WASHINGTON — U.S. businesses boosted their stockpiles in September by the largest amount in three months, while sales were flat.
Businesses increased their inventories 0.3 percent in September following a modest 0.1 percent rise in August, the Commerce Department reported Friday. It was the biggest gain since a 0.7 percent rise in June.
Sales were unchanged in September after a 0.6 percent drop in August.
A major effort to work down an overhang of unsold inventories was a big drag on the economy in the summer. That shaved 1.4 percentage points from overall growth as measured by the gross domestic product, which slowed to a modest gain of 1.5 percent.
GDP growth in the July-September quarter was less than half the 3.9 percent growth rate in the previous three-month period.

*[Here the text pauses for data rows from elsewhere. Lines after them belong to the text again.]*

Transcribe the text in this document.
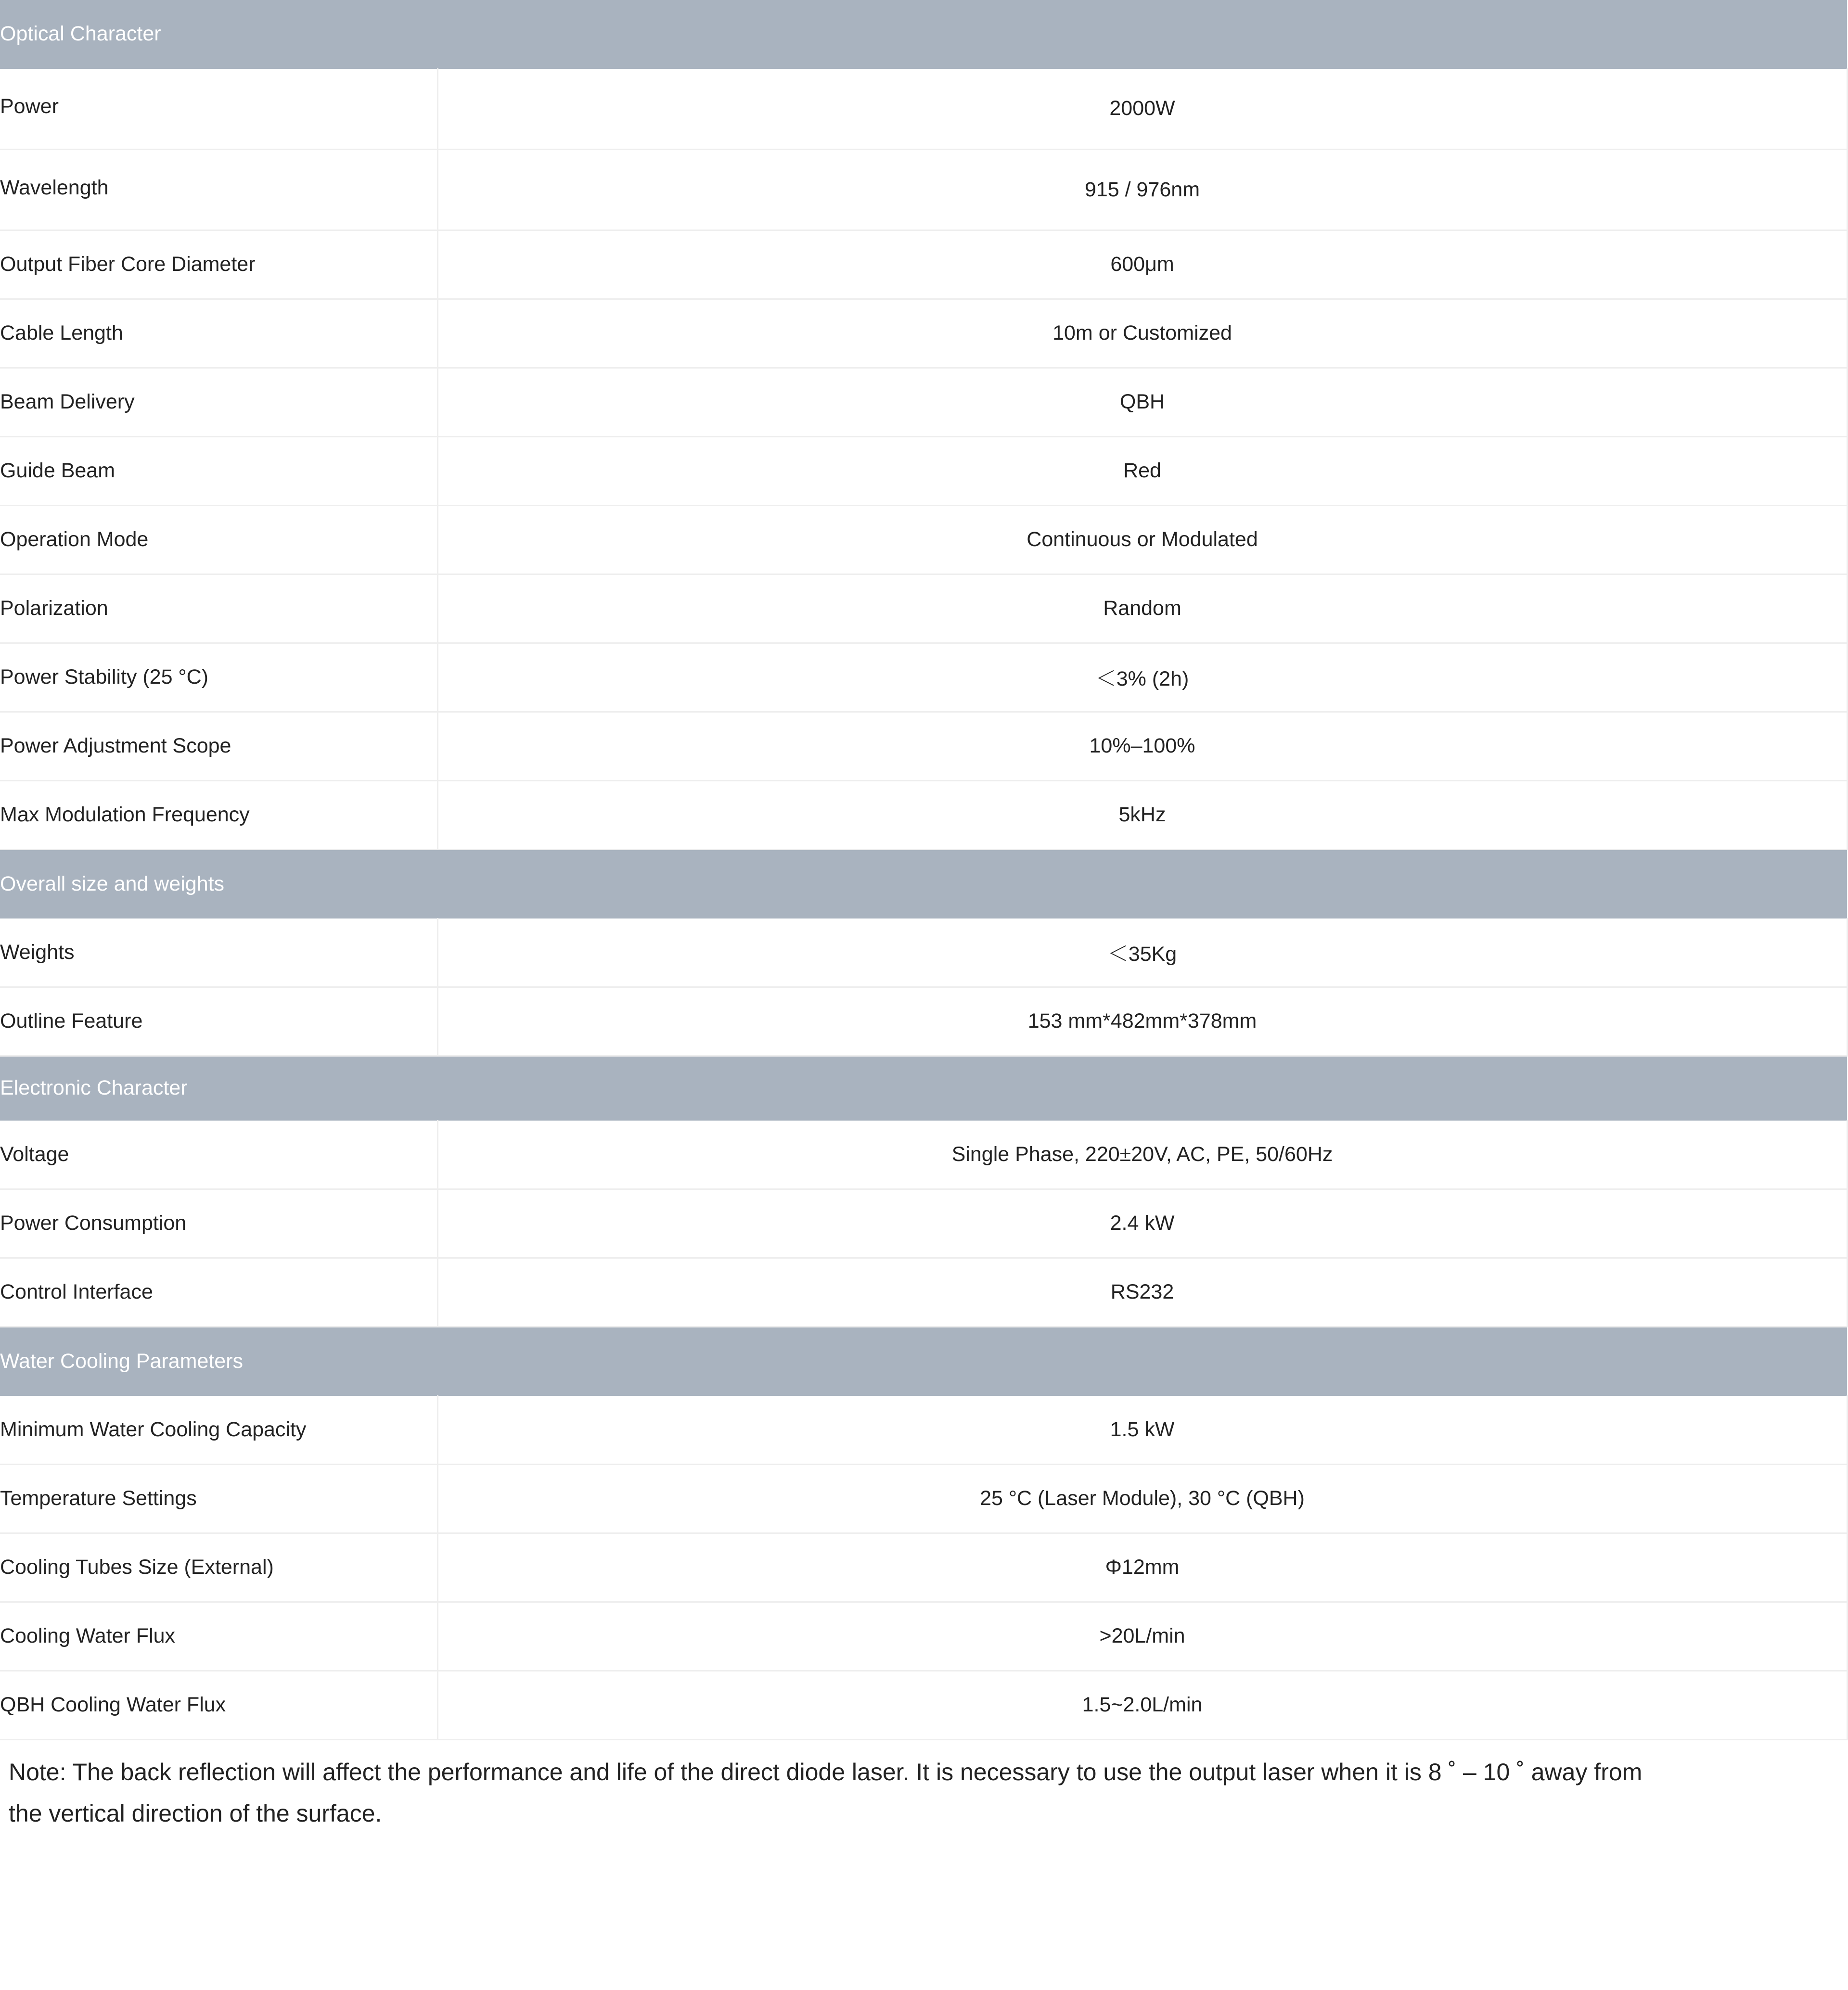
Optical Character	
Power	2000W
Wavelength	915 / 976nm
Output Fiber Core Diameter	600μm
Cable Length	10m or Customized
Beam Delivery	QBH
Guide Beam	Red
Operation Mode	Continuous or Modulated
Polarization	Random
Power Stability (25 °C)	＜3% (2h)
Power Adjustment Scope	10%–100%
Max Modulation Frequency	5kHz
Overall size and weights	
Weights	＜35Kg
Outline Feature	153 mm*482mm*378mm
Electronic Character	
Voltage	Single Phase, 220±20V, AC, PE, 50/60Hz
Power Consumption	2.4 kW
Control Interface	RS232
Water Cooling Parameters	
Minimum Water Cooling Capacity	1.5 kW
Temperature Settings	25 °C (Laser Module), 30 °C (QBH)
Cooling Tubes Size (External)	Φ12mm
Cooling Water Flux	>20L/min
QBH Cooling Water Flux	1.5~2.0L/min
Note: The back reflection will affect the performance and life of the direct diode laser. It is necessary to use the output laser when it is 8 ˚ – 10 ˚ away from
the vertical direction of the surface.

Economists are looking for growth to accelerate in the current quarter. Strong employment gains are expected to boost consumer spending, prompting businesses to resume restocking their shelves.
The government reported last week that that businesses created 271,000 jobs in October, the largest amount all year, pushing the unemployment rate down to 5 percent.
Friday's inventory report showed that stockpiles held by retailers rose 0.8 percent in September, with wholesale inventories up 0.5 percent. Manufacturing stockpiles fell by 0.4 percent.
A separate report Friday showed that retail sales rose a tiny 0.1 percent in October, a modest gain that was held back by lower gasoline costs.